While the revival of Delhomme and the work of the defense gives the Panthers reason to be optimistic about the future, the Buccaneers (3-2) aren’t even sure who will be starting at quarterback on Sunday when they try to bounce back after having their three-game winning streak snapped.
Brian Griese was knocked out of Tampa Bay’s 16-13 loss to Denver in the third quarter last Sunday with a swollen right elbow. Griese was 13-of-19 for 88 yards before he was replaced by Jeff Garcia, who went 13-of-17 for 93 yards and a touchdown.
Griese had started all three of Tampa Bay’s wins, throwing four touchdowns and six interceptions after taking over in Week 2 for Garcia, who was struggling with injuries suffered in the preseason.
Gruden wouldn’t commit to a starter and said it will be a day-to-day situation.
“We’re going to address the quarterback situation once we get all the facts,” he told the Buccaneers’ official Web site. “Obviously, health is going to be an issue. I thought Jeff did do some good things (Sunday). His health has been an issue, and his return to health is also something that we’re excited about.”

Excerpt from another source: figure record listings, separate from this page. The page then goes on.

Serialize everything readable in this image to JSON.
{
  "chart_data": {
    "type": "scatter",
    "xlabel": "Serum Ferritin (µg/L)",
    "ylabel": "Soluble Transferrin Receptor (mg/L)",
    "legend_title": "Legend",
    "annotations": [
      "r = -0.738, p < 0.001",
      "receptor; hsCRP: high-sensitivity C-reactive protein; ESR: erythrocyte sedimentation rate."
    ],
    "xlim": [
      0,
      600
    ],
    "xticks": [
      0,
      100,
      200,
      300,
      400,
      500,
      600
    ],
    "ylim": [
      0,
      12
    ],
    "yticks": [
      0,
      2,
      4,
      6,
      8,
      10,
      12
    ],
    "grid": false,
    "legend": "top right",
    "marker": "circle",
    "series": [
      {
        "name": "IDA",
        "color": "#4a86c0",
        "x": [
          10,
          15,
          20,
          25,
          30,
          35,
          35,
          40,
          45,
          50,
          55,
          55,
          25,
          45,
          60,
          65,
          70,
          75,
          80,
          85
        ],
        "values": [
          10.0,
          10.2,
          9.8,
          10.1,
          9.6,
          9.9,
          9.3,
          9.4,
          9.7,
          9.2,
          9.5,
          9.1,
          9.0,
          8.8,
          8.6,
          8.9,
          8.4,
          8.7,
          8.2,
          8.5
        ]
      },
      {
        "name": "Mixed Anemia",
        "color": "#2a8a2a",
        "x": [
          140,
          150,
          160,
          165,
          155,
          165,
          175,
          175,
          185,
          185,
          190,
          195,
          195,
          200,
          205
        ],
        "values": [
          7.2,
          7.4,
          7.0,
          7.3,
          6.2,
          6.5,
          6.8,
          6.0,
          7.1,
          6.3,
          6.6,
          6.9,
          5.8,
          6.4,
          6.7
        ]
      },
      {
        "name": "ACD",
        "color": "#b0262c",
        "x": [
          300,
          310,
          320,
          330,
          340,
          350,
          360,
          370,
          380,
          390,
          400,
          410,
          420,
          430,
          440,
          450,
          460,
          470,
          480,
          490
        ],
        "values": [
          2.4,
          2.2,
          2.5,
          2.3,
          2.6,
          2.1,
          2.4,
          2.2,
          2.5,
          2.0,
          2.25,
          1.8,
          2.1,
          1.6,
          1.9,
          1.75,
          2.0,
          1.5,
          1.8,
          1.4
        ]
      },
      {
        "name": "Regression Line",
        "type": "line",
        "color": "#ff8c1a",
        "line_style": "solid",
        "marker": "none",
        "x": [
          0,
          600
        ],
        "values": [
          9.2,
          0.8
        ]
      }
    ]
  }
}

Garcia started 13 games for Tampa Bay in 2007, throwing 13 touchdowns, four interceptions and averaging 187.7 passing yards. The Buccaneers went 9-7 last season, losing to the eventual Super Bowl champion New York Giants in the playoffs.
Tampa Bay and Carolina split their two meetings last season with each winning on the road. The Panthers have won five straight at Raymond James Stadium.